Dünyada, erkekler arasında ve erkekler arasındaki görevlerini yerine getirdiği takdirde, belirgin veya belirsiz bir pozisyonu doldurabilir, ancak hayatında hiçbir israfa izin vermez. Tavsiye edilmediği sürece, hitabet veya uzun tez ile şımartılmaz. Konuşma, diğer yaşam ve düşünce alışkanlıkları gibi kontrol edilir, ancak alışkanlıkları kontrol ederken, pozisyonunun izin verdiği kadar göze çarpmaması gerekir. Dünyayı terk etmekte tereddüt etmeden ve pişmanlık duymadan yaşayabildiği zaman, zamanın sonsuzlukta olduğunu ve sonsuzluğun zamanla olduğunu, zaman içinde ise sonsuzluk içinde yaşayabileceğini ve yaşamın dönüşünü yaşayabildiğini takdir ettiğinde Geçmedi, dış eylem döneminin sona erdiğini ve iç eylem döneminin başladığını biliyor.
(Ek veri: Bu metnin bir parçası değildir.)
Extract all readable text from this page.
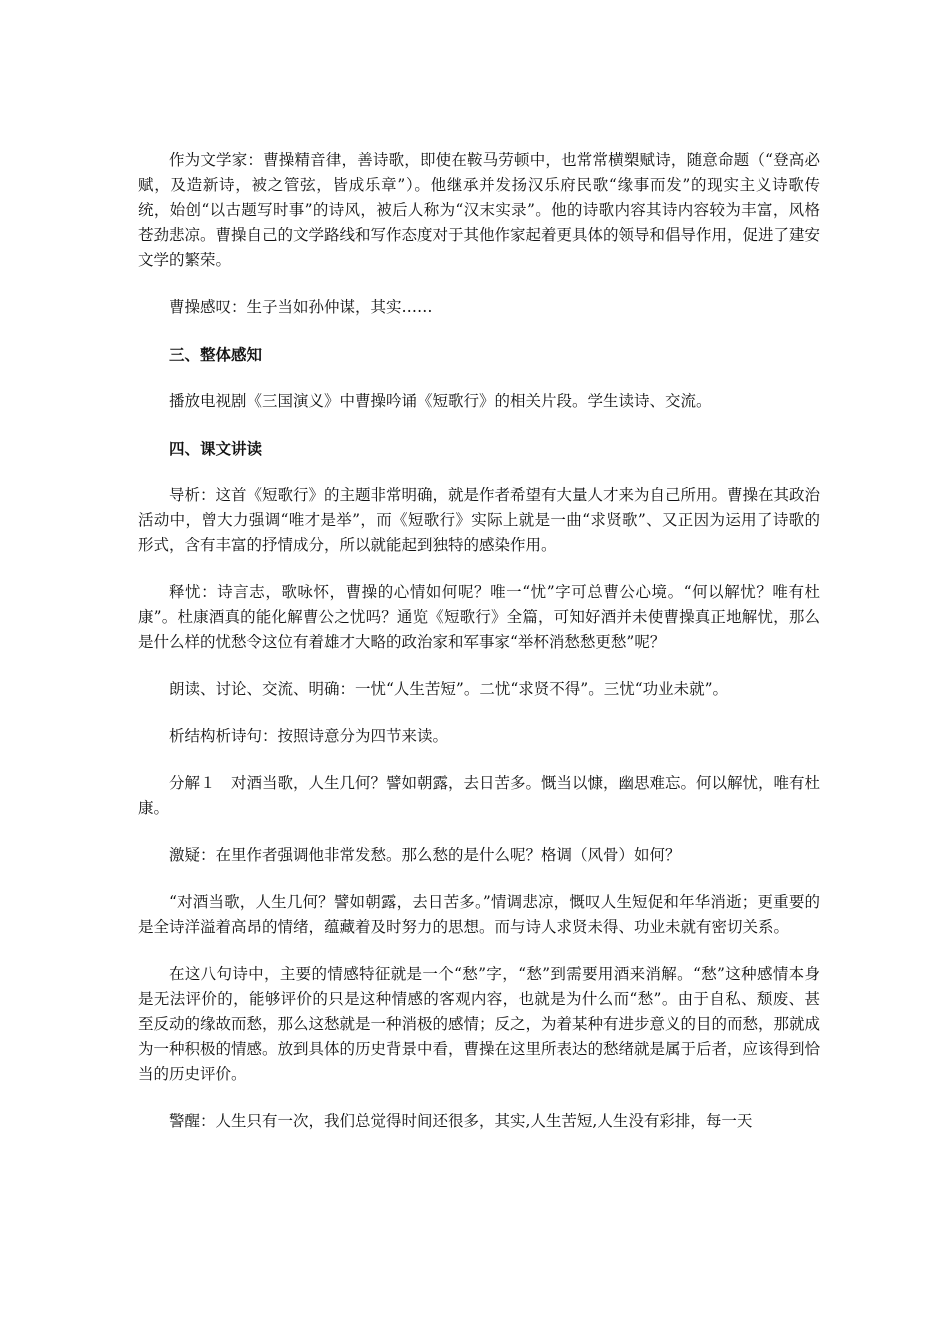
作为文学家：曹操精音律，善诗歌，即使在鞍马劳顿中，也常常横槊赋诗，随意命题（“登高必赋，及造新诗，被之管弦，皆成乐章”）。他继承并发扬汉乐府民歌“缘事而发”的现实主义诗歌传统，始创“以古题写时事”的诗风，被后人称为“汉末实录”。他的诗歌内容其诗内容较为丰富，风格苍劲悲凉。曹操自己的文学路线和写作态度对于其他作家起着更具体的领导和倡导作用，促进了建安文学的繁荣。

曹操感叹：生子当如孙仲谋，其实……

三、整体感知

播放电视剧《三国演义》中曹操吟诵《短歌行》的相关片段。学生读诗、交流。

四、课文讲读

导析：这首《短歌行》的主题非常明确，就是作者希望有大量人才来为自己所用。曹操在其政治活动中，曾大力强调“唯才是举”，而《短歌行》实际上就是一曲“求贤歌”、又正因为运用了诗歌的形式，含有丰富的抒情成分，所以就能起到独特的感染作用。

释忧：诗言志，歌咏怀，曹操的心情如何呢？唯一“忧”字可总曹公心境。“何以解忧？唯有杜康”。杜康酒真的能化解曹公之忧吗？通览《短歌行》全篇，可知好酒并未使曹操真正地解忧，那么是什么样的忧愁令这位有着雄才大略的政治家和军事家“举杯消愁愁更愁”呢？

朗读、讨论、交流、明确：一忧“人生苦短”。二忧“求贤不得”。三忧“功业未就”。

析结构析诗句：按照诗意分为四节来读。

分解１　对酒当歌，人生几何？譬如朝露，去日苦多。慨当以慷，幽思难忘。何以解忧，唯有杜康。

激疑：在里作者强调他非常发愁。那么愁的是什么呢？格调（风骨）如何？

“对酒当歌，人生几何？譬如朝露，去日苦多。”情调悲凉，慨叹人生短促和年华消逝；更重要的是全诗洋溢着高昂的情绪，蕴藏着及时努力的思想。而与诗人求贤未得、功业未就有密切关系。

在这八句诗中，主要的情感特征就是一个“愁”字，“愁”到需要用酒来消解。“愁”这种感情本身是无法评价的，能够评价的只是这种情感的客观内容，也就是为什么而“愁”。由于自私、颓废、甚至反动的缘故而愁，那么这愁就是一种消极的感情；反之，为着某种有进步意义的目的而愁，那就成为一种积极的情感。放到具体的历史背景中看，曹操在这里所表达的愁绪就是属于后者，应该得到恰当的历史评价。

警醒：人生只有一次，我们总觉得时间还很多，其实,人生苦短,人生没有彩排，每一天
İşi bitti. Sahne değişiyor. Yaşam draması eylemindeki rolü bitti. Perdenin arkasında emekli oldu. Emekliliğe geçer ve adeptik öğrencinin ustalaşarak geçtiği şeye benzer bir süreçten geçer. Sıradan insanların fiziksel ile harmanlandığı bedenler veya ırklar dünyadaki hazırlığı sırasında belirginleşmiştir. Fiziksel meslektaşları güçlü ve sağlıklı. Gergin organizasyonu, vücudunun sondaj tahtasında iyi gerilmiş ve onun üzerinden geçen düşüncelerin en hafif ve en güçlü oyununa yanıt veriyor. Düşüncenin uyumu, bedeninin sinirlerini oynar ve şimdiye dek açılmamış kanallar aracılığıyla vücudun özlerini uyarır ve yönlendirir. Seminal prensibin dolaşımları bu kanallara dönüştürülür; vücuda yeni bir hayat verilir. Yaşlı görünen bir vücut, erkekliğin tazeliğine ve canlılığına geri getirilebilir. Hayati özler artık dış fiziksel dünyada hareket etme arzusuyla çizilmiyor, yüksek düşünce dünyasına giriş hazırlığında düşünce tarafından yönlendiriliyor.